I am no longer receiving the Unable to write a reference error. The problem was that my paths mapping in tsconfig.json was configured such that the libraries were referenced in the projects directory instead of the dist directory (for live library reload capability as commented above by @vgb1993). I understand however that this is not a supported configuration.

@JoostK thanks for responding. I added your suggested configuration but same result. I will try to create a reproducible repo that I can share.

as of 8.2.12 it is not deployed here: https://github.com/angular/angular/blob/8.2.12/packages/compiler-cli/src/ngtsc/imports/src/alias.ts Should have a FileToModuleAliasingHost class


@matsko: Will this be shipped in Angular@8.x.x?

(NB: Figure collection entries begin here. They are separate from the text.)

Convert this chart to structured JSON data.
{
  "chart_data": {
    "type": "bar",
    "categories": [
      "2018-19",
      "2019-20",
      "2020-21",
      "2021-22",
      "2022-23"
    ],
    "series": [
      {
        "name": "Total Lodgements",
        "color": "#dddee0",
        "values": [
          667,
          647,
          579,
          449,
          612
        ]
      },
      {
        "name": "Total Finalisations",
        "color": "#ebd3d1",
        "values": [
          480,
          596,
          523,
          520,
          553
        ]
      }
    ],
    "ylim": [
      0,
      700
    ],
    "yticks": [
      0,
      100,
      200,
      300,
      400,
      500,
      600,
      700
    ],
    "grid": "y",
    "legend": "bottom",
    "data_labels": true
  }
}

Ivy does not like raw modules in node_modules. i needed a build step and move those packages into an out of node_modules into called build-modules (just copied those 2 modules into the build-modules folder) and now it is perfect.

{
    "compilerOptions": {
        "rootDir": ".",
        "baseUrl": ".",
        "skipLibCheck": true,
        "outDir": "build/aot",
        "target": "es2015",
        "module": "esnext",
        "moduleResolution": "node",
        "sourceMap": true,
        "emitDecoratorMetadata": true,
        "experimentalDecorators": true,
        "noImplicitAny": true,
        "suppressImplicitAnyIndexErrors": true,
        "lib": [
            "es2018",
            "dom"
        ],
        "paths": {
            "corifeus-web-material": [
                "build-modules/corifeus-web-material/index.ts"
            ],
            "corifeus-web": [
                "build-modules/corifeus-web/index.ts"
            ],
            "corifeus-web-material/*": [
                "build-modules/corifeus-web-material/*"
            ],
            "corifeus-web/*": [
                "build-modules/corifeus-web/*"
            ]
        }
    },
    "include": [
        "build-modules/**/*",
        "src/angular/**/*",
        "test/angular-webpack/**/*"
    ],
    "exclude": [
        "src/angular/bundle.ts",
        "test/angular-webpack/angular/bundle.ts",
        "test/angular-karma",
        "build/browser",
        "node_modules/corifeus-web/test",
        "node_modules/corifeus-web-material/test"
    ],
    "angularCompilerOptions-save": {
        "annotationsAs": "decorators",
        "preserveWhitespaces": false
    },
    "angularCompilerOptions": {
        "enableIvy": true
    }
}

I did some digging into the angular source and discovered my rootDir was “wrong” so the build process wasn’t finding anything. I happen to have a repo where the build directory and the src directory are in the same directory, and have set it up so that i can run my npm scripts from that parent and everything works. To get past this problem, I needed to add a rootDir argument to my tsconfig.json in my build directory pointing to my src directory. I had not set the rootDir in tsconfig.json previously, but now I can get past this error and complete a build (now on to runtime errors 😄 )

I realize this was mentioned earlier, but given I had no rootDir or rootDirs at all, I ignored it. If you also did that, it now appears one of the two must be set.